New York to potentially require warnings on all gambling adverts

New York could potentially require all advertisements for gambling and sports betting to include warnings about potential harmful and addictive effects of the activity, should a freshly introduced Bill progress.

Senate Bill S1550, which currently sits in the in committee stage, would require the New York State Gaming Commission to align with the commissioner of addiction services and supports to ensure that all associated adverts state a problem gambling hotline number.

S1550 is sponsored and co-sponsored by State Senator’s Leroy Comrie and Luis Sepúlveda, respectively, and, should it be voted into law, would take effect on the sixteenth day following that date.

In offering justification, the Bill reads: “New York state residents have access to wagering at multiple casinos, racetracks, the lottery and other venues and means. Gambling will be even more accessible. 
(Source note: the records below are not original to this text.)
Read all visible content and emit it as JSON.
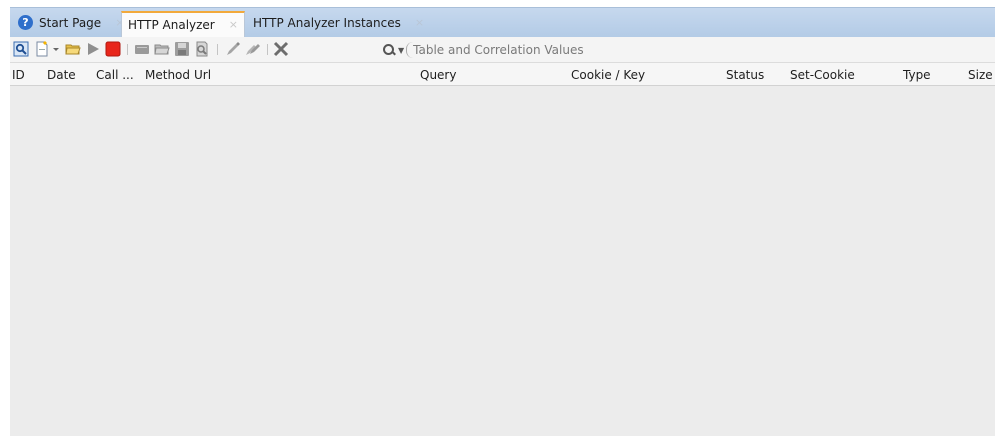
{
  "tabs": [
    {
      "label": "Start Page",
      "active": false,
      "icon": "help-icon"
    },
    {
      "label": "HTTP Analyzer",
      "active": true
    },
    {
      "label": "HTTP Analyzer Instances",
      "active": false
    }
  ],
  "tab_close_glyph": "×",
  "search": {
    "placeholder": "Table and Correlation Values",
    "value": ""
  },
  "columns": [
    "ID",
    "Date",
    "Call ...",
    "Method",
    "Url",
    "Query",
    "Cookie / Key",
    "Status",
    "Set-Cookie",
    "Type",
    "Size"
  ],
  "rows": [],
  "colors": {
    "tab_bar": "#b3cbe6",
    "active_tab_accent": "#f2a93b",
    "stop_red": "#e8261b",
    "body_bg": "#ececec"
  }
}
“In New York state, gambling can be found everywhere from physical casinos to a multitude of online websites and apps. The advent of the internet has made gambling more accessible through online betting platform. 

“As gambling becomes more easily accessed by more people, the number of lives negatively affected by gambling has also increased. This can lead to serious consequences for both the gambler and their family.”

Earlier in the month, SBC Americas reported that New York mobile sports betting operators generated $665.9m in revenue during 2022. Furthermore, NYSGC data also demonstrated that sportsbook operators handled $16.2bn in bets during the first 12 months of the legalised ecosystem.

The Bill continued: “In the unprecedented growth of gambling, where it is easy to place bets with PayPal, credit cards, bitcoin, or money-transfer apps; it is also important as a state to be proactive [in] identifying and preventing potential problems of gambling. 

“If signed into law, this bill would require industries to include warnings about potential harmful and addictive effects of gambling.”